Лиам резко останавливается и переводит дыхание.
Я замираю в ужасе, представляя себе эту картину. Его мать кричала. Его отец горел. Брат поднял руку и нажал на курок, направив пистолет в голову отца.
Это было милосердным, но какую цену, должно быть, заплатил Киллиан, живя с этим с тех пор.
Не могу себе представить.
— Мы похоронили то, что осталось от моего отца, под почерневшими ветвями дерева, на котором он умер, а потом мы с Киллианом отправились на поиски тех, кто убил его. Взяли пистолет, машину моей тети и поехали обратно в город. Найти Эоина и его банду оказалось нетрудно — они зависали в баре. Праздновали. У меня был нож для мяса, а у Киллиана — пистолет. Мы были обычными мальчишками, обезумевшими от горя и точно не способными противостоять полудюжине взрослых мужчин.
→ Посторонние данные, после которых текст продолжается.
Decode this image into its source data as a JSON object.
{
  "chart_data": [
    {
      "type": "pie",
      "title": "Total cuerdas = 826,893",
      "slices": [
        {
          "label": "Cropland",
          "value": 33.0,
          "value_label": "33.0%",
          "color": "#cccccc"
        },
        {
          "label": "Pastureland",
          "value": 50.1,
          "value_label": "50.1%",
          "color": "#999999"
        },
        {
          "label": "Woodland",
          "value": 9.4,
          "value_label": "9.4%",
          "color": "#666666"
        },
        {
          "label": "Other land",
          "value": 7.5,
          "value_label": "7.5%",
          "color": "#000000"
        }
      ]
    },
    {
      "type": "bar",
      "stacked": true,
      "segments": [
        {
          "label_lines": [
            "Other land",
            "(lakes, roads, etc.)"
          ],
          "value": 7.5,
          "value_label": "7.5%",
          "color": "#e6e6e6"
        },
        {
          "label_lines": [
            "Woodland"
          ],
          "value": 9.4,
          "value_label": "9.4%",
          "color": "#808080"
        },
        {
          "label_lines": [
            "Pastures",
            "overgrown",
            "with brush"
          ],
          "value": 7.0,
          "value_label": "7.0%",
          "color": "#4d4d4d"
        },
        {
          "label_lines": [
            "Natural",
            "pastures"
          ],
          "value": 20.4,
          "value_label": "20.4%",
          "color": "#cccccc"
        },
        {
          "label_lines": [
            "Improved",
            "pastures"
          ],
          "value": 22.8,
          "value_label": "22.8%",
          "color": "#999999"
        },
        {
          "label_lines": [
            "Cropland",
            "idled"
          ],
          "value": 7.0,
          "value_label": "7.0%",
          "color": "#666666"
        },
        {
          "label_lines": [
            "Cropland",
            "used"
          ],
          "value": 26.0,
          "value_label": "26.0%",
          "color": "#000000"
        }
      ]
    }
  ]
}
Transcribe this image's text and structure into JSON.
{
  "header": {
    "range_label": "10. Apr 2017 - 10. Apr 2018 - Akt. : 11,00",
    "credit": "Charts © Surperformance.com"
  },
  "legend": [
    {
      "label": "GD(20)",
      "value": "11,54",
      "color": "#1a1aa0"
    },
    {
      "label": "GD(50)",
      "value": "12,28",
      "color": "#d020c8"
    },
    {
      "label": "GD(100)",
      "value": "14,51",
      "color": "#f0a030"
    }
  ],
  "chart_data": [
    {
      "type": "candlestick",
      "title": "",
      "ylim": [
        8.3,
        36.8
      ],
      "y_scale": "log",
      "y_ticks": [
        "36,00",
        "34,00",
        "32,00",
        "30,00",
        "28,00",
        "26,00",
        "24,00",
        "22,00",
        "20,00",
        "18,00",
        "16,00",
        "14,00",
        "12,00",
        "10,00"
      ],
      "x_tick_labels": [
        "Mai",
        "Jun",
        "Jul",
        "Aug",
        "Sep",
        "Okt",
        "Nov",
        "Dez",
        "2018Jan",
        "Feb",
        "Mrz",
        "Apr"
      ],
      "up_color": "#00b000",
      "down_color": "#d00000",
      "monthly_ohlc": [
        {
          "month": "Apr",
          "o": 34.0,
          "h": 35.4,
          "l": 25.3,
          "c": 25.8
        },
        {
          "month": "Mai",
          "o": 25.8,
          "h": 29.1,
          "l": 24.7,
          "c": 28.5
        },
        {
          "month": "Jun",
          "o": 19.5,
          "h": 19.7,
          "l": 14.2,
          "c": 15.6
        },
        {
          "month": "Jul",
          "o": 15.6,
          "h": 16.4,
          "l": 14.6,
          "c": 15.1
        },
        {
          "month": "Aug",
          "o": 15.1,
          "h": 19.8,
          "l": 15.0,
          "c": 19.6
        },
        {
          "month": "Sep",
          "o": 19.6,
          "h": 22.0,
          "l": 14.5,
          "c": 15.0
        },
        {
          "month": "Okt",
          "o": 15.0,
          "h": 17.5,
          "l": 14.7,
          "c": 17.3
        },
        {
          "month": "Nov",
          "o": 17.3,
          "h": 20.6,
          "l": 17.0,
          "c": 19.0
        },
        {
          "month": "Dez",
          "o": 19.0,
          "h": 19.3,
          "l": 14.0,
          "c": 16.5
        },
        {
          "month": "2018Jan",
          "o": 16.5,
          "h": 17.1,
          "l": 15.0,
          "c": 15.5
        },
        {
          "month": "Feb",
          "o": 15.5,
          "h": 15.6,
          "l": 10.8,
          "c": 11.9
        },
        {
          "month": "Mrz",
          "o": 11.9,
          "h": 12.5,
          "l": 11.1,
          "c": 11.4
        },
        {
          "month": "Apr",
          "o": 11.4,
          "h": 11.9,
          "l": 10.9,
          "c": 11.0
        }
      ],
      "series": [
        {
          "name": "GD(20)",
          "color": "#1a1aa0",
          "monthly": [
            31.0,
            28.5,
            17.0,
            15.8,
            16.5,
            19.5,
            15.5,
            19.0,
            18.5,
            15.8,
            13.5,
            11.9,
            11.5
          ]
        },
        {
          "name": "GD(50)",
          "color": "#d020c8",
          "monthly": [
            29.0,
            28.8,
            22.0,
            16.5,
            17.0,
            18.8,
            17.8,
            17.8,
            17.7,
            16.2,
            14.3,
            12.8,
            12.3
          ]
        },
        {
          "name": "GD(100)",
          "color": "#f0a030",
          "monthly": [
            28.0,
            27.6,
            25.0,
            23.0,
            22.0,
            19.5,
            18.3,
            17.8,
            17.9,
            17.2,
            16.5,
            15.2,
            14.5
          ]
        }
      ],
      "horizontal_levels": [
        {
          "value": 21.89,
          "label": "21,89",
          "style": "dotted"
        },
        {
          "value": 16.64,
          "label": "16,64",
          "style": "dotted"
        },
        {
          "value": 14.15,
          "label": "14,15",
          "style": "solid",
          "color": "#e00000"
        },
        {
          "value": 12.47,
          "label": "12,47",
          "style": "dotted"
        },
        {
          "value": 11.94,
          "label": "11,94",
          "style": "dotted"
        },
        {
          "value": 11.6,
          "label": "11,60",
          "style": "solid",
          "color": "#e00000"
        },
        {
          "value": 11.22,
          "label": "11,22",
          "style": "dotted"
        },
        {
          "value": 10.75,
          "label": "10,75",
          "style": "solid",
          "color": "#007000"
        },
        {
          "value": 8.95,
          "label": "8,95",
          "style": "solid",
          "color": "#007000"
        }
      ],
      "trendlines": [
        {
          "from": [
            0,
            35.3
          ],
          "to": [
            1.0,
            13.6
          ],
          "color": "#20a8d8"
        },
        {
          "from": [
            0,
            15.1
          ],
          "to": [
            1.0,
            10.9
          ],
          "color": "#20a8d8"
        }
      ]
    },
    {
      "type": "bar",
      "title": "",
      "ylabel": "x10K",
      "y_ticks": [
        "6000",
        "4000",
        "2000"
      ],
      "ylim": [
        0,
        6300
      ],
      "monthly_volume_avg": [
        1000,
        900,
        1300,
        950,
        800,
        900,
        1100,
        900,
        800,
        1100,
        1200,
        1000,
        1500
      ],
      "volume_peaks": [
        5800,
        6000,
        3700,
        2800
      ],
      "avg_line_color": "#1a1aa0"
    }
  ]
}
— Сколько тебе было лет? — спрашиваю в тяжелую паузу.
— Тринадцать.
У меня скучивает живот.
— Нас выволокли на улицу, отобрали оружие и некоторое время пинали ногами забавы ради. Потом связали и отвезли обратно на ферму.
Его голос падает на октаву.
— По мою душу они обломали почерневшие ветки того самого гребаного дерева. Срезали их и сточили. Затем повалили меня на землю и вонзили один кол в мой живот, а другой — в плечо, придавливая меня камнем в грязь. Киллиану повезло меньше. В пистолете отца оставалось пять пуль. Они перекинули веревку через высокую ветку дерева, подвесили брата за запястья и пнули его, чтобы он раскачивался. Чтобы Макграт использовал его в качестве живой мишени для стрельбы. Он ни разу не промахнулся.
— Господи Иисусе, — в ужасе выкрикиваю я.